Control

Film anglais de Anton Corbijn

Avec Sam Riley, Samatha Morton, Alexandra Maria Lara


Film d'ouverture de la Quinzaine des Réalisateurs et Mention spéciale du jury Caméra d'or


Par Elise Heymes
 
Sortie le 26-09-2007

Durée: 1h59

 

He's lost control

Catalogué « photographe de rock », réalisateur de clips, Anton Corbijn nous offre, avec Control, un premier film plus que maîtrisé. Inspiré de la biographie de Ian Curtis par sa femme Déborah Curtis et des rencontres avec les autres protagonistes de l’époque, le film embrasse la (courte) vie du leader du groupe Joy Division. L’histoire d’un douloureux écartèlement entre vie de famille et gloire naissante, entre sa compagne et une autre femme…

Quand Ian Curtis est en proie au désoeuvrement, il se maquille les yeux ou se shoote aux neuroleptiques en compagnie de ses amis. Et quand il ne campe pas son rôle de conseiller à la bourse de travail du coin, il se rend aux concerts de ses idoles rock. Personnalité paradoxale ou nuancée sans doute, à la sensibilité de poète en germe, c’est sûr. C’est après son mariage avec Déborah qu’il commence à écrire des chansons. Débute une carrière aussi intense que fulgurante que Anton Corbijn suit au plus près des émotions de Ian Curtis et de ses proches, prenant ainsi le contre-pied des nombreuses biographies qui oscillent entre intériorité et regard extérieur sans jamais parvenir à se détacher du point de vue du spectateur fasciné (les cinéastes sont eux-mêmes parfois éblouis par leur sujet).

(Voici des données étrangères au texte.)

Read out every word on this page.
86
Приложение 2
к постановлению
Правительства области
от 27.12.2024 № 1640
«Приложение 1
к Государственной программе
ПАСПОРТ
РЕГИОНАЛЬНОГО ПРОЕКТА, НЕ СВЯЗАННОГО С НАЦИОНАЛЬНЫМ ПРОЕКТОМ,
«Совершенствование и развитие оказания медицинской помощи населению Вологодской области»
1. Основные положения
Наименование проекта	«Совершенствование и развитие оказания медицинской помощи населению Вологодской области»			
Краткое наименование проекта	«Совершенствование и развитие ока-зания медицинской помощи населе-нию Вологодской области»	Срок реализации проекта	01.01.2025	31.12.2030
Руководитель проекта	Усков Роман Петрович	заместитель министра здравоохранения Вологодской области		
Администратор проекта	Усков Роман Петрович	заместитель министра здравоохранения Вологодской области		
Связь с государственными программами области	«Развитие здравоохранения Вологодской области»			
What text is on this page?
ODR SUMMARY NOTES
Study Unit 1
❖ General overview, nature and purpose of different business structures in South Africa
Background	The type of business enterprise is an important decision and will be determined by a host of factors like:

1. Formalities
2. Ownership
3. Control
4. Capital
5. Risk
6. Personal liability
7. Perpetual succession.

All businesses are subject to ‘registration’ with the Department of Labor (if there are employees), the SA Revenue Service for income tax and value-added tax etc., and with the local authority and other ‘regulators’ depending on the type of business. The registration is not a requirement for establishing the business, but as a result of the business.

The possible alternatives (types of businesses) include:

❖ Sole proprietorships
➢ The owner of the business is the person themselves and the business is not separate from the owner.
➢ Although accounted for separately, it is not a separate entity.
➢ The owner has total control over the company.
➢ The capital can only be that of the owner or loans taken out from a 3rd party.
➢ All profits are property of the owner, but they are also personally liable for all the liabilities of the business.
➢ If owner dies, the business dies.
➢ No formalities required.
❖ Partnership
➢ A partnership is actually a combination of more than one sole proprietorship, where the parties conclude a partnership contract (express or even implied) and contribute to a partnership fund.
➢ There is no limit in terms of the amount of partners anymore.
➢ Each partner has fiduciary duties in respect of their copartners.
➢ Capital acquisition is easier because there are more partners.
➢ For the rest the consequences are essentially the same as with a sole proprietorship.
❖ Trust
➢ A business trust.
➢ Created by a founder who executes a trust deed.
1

A défaut d’employer les grands moyens visuels et sonores généralement mis au service de la (re)construction d’un mythe musical, Corbijn a opté pour l’économie d’une mise en scène extrêmement sobre, que renforce le choix du noir et blanc. La composition des décors en est un excellent exemple : les lignes et motifs qui parsèment les rideaux des fenêtres, les tapisseries des murs et les vêtements que portent les acteurs, condensent à eux seuls tout le style de l’époque fin 70 – début 80.

Cette esthétique de l’épure épouse parfaitement l’isolement dans lequel plonge toujours plus profondément Ian Curtis. Corbijn filme avec beaucoup de pudeur le cheminement irréductiblement solitaire qui mènera son personnage au suicide à seulement 23 ans. Entouré. Mais seul dans son combat entre « le coeur et la conscience », avec « la honte de la personne qu’[il est] ». Sam Riley s’approprie remarquablement ce personnage rock dépressif dans la vie et lumineux sur scène. Avant que sa maladie (l’épilepsie) et que la dépression ne le rattrapent sur scène…Un portrait dont la grâce égale l’évanescence de son sujet.